Comment 5 Takashi Sato 2014-06-19 12:51:10 UTC
(In reply to Takashi Sato from comment #2)
> (In reply to Eric Covener from comment #1)
> > I notice there is no checking of the return code for lock/unlock of those
> > mutexes. They could be failing
> 
> OK, I try to put trace logs to log whether lock/unlock success or not.

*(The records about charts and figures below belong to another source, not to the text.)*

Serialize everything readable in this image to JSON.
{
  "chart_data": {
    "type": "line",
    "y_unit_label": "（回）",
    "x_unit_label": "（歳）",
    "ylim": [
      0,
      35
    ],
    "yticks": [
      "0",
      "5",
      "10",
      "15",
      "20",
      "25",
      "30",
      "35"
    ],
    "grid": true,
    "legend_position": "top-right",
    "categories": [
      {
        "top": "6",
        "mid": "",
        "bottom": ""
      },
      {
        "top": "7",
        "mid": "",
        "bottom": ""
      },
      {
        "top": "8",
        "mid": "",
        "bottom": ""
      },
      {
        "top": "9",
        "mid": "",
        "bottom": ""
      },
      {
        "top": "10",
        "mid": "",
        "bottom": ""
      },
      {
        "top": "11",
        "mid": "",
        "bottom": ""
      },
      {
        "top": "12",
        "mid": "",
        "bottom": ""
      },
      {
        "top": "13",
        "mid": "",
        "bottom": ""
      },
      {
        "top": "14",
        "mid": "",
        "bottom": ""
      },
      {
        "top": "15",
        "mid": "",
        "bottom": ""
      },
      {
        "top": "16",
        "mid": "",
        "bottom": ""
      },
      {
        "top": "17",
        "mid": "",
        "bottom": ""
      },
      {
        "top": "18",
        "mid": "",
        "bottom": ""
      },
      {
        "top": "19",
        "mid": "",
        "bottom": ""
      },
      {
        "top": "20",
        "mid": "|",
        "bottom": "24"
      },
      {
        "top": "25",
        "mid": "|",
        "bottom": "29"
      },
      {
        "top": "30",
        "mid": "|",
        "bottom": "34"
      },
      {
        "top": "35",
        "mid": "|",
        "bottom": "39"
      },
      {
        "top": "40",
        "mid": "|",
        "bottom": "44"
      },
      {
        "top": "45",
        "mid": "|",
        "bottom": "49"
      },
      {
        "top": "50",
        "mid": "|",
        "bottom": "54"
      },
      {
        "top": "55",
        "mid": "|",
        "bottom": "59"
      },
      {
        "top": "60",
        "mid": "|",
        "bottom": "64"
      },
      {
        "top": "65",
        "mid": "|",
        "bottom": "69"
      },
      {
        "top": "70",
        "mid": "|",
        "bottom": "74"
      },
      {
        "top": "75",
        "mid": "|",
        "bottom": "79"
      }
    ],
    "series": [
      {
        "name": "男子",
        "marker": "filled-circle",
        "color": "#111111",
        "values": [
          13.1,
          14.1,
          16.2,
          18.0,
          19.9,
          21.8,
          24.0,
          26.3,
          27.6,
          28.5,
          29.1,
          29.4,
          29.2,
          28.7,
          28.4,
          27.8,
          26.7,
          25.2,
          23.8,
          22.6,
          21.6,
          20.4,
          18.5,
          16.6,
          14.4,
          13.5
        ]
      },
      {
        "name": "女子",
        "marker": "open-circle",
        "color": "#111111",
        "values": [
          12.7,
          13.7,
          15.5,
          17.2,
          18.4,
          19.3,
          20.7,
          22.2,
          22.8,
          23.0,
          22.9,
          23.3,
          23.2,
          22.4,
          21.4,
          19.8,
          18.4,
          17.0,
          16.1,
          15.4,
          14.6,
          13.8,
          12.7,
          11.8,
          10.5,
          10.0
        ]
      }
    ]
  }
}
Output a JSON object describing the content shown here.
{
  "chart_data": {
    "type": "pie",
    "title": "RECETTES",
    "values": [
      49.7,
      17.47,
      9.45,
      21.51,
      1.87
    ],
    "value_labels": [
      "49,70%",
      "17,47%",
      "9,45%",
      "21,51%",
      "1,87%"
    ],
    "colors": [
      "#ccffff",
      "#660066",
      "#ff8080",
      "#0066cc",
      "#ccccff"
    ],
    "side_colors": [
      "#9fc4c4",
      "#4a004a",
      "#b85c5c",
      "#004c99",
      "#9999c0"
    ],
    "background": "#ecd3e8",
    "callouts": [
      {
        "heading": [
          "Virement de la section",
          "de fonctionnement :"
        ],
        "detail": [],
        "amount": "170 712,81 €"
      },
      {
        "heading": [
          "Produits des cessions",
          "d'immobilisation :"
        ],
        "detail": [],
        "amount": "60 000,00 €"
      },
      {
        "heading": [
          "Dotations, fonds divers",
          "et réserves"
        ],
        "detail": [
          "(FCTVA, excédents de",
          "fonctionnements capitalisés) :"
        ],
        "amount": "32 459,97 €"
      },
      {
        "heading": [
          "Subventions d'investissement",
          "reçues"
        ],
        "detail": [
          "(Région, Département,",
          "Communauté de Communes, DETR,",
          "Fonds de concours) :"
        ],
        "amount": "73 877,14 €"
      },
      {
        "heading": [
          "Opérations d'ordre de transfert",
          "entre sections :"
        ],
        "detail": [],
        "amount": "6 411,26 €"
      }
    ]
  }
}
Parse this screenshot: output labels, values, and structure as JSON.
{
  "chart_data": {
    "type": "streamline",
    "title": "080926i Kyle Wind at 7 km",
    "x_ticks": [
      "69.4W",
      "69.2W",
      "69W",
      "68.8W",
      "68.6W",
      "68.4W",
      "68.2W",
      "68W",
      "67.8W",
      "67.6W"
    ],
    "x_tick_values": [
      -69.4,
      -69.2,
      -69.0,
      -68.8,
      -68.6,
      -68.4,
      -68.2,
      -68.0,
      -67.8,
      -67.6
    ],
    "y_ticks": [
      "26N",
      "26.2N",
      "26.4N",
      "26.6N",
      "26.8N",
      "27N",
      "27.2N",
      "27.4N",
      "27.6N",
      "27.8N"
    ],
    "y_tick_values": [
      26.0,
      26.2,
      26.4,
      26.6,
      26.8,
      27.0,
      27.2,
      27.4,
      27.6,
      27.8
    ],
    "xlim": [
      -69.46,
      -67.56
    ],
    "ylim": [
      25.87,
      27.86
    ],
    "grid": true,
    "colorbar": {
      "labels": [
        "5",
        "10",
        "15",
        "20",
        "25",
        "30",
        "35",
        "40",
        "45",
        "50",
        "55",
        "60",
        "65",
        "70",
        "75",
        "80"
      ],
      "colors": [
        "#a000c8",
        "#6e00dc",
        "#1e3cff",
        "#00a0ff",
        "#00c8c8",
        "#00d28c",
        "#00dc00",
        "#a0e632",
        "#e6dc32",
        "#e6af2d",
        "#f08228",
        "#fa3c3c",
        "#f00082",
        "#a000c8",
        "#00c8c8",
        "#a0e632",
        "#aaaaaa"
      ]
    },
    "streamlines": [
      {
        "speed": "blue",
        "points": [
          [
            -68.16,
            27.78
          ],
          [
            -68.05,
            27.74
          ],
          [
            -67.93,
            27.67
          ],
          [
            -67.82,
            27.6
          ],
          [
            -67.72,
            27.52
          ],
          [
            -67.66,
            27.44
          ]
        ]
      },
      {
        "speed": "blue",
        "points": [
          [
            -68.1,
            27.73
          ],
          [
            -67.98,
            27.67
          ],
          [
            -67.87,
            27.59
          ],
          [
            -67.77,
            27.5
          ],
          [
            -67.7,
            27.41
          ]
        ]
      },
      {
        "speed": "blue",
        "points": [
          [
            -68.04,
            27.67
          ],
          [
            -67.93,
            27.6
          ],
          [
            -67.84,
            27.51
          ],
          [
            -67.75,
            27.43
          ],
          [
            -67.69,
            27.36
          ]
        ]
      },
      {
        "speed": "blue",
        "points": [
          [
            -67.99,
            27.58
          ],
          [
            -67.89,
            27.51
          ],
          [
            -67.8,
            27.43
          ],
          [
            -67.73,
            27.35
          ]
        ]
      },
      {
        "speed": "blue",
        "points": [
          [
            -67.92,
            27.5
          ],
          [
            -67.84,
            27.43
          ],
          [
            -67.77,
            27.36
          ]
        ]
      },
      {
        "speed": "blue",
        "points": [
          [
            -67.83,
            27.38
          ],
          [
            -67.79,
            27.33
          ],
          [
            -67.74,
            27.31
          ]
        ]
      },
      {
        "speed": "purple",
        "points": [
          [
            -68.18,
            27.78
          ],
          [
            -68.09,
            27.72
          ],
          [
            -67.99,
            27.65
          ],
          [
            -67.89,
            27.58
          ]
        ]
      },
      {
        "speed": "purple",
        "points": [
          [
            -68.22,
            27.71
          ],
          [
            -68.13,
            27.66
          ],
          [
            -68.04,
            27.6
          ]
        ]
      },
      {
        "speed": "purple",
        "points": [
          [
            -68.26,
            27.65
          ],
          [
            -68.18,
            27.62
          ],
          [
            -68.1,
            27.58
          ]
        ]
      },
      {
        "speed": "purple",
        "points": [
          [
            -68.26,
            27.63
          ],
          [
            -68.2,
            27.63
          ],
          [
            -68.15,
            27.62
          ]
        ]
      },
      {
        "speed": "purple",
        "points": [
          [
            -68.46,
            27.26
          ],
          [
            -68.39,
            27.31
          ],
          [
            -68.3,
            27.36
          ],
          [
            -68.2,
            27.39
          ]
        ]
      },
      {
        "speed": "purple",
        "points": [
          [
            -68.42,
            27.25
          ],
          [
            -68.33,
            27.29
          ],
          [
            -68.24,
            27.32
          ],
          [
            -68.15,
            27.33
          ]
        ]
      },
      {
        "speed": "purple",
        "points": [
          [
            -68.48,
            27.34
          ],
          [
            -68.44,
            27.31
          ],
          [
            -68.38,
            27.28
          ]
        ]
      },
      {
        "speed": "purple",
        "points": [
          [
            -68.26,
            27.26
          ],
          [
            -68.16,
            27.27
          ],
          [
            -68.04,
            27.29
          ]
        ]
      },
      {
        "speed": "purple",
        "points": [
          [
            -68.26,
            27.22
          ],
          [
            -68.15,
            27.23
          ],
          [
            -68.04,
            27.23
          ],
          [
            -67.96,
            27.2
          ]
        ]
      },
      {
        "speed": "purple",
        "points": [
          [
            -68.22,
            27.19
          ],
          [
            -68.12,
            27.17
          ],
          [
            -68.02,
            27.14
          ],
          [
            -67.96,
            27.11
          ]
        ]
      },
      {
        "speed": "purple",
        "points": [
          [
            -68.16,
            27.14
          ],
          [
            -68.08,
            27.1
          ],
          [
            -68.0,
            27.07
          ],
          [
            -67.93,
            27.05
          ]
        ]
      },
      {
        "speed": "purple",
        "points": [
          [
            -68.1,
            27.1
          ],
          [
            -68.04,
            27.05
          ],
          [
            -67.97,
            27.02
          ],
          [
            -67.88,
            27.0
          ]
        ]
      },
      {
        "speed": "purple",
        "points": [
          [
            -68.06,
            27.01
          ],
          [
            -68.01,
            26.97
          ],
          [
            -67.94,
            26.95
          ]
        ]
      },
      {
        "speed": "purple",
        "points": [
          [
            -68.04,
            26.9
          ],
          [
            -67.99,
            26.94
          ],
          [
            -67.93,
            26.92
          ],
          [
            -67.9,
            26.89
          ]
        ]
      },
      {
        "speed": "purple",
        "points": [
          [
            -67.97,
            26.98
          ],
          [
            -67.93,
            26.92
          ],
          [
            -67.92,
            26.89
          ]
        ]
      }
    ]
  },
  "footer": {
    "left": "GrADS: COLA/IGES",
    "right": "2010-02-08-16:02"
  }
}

I tried. lock/unlock succeed...

Then, I tried to migrate apr_skiplist to apr_array, then works fine (of cource performance is bad and may have memory leaks)!
It seems apr_skiplist has some bug.
Comment 6 Eric Covener 2014-06-19 12:53:44 UTC
(In reply to Takashi Sato from comment #5)
> (In reply to Takashi Sato from comment #2)
> > (In reply to Eric Covener from comment #1)
> > > I notice there is no checking of the return code for lock/unlock of those
> > > mutexes. They could be failing
> > 
> > OK, I try to put trace logs to log whether lock/unlock success or not.
> 
> I tried. lock/unlock succeed...
> 
> Then, I tried to migrate apr_skiplist to apr_array, then works fine (of
> cource performance is bad and may have memory leaks)!
> It seems apr_skiplist has some bug.

You might try Yanns patch. I don't know anything about the skiplist impl, but I don't know what might get moved while other threads add/remove unrelated entries.  In that case, his lock would unfortunately be required.
Comment 7 Takashi Sato 2014-06-19 12:54:12 UTC
Created attachment 31733 [details]
patch for debug (event MPM using apr_array for timer list)
Comment 8 Takashi Sato 2014-06-21 06:51:47 UTC
I observed apr_skiplist corruption, so I have annalyzed apr_skiplist, and found the bug 56654.
With 56654 fixed APR, I don't see any infinite loop.

I don't think Yann's patch.
baton->cancel_event->canceled does not affect any for timer_skiplist.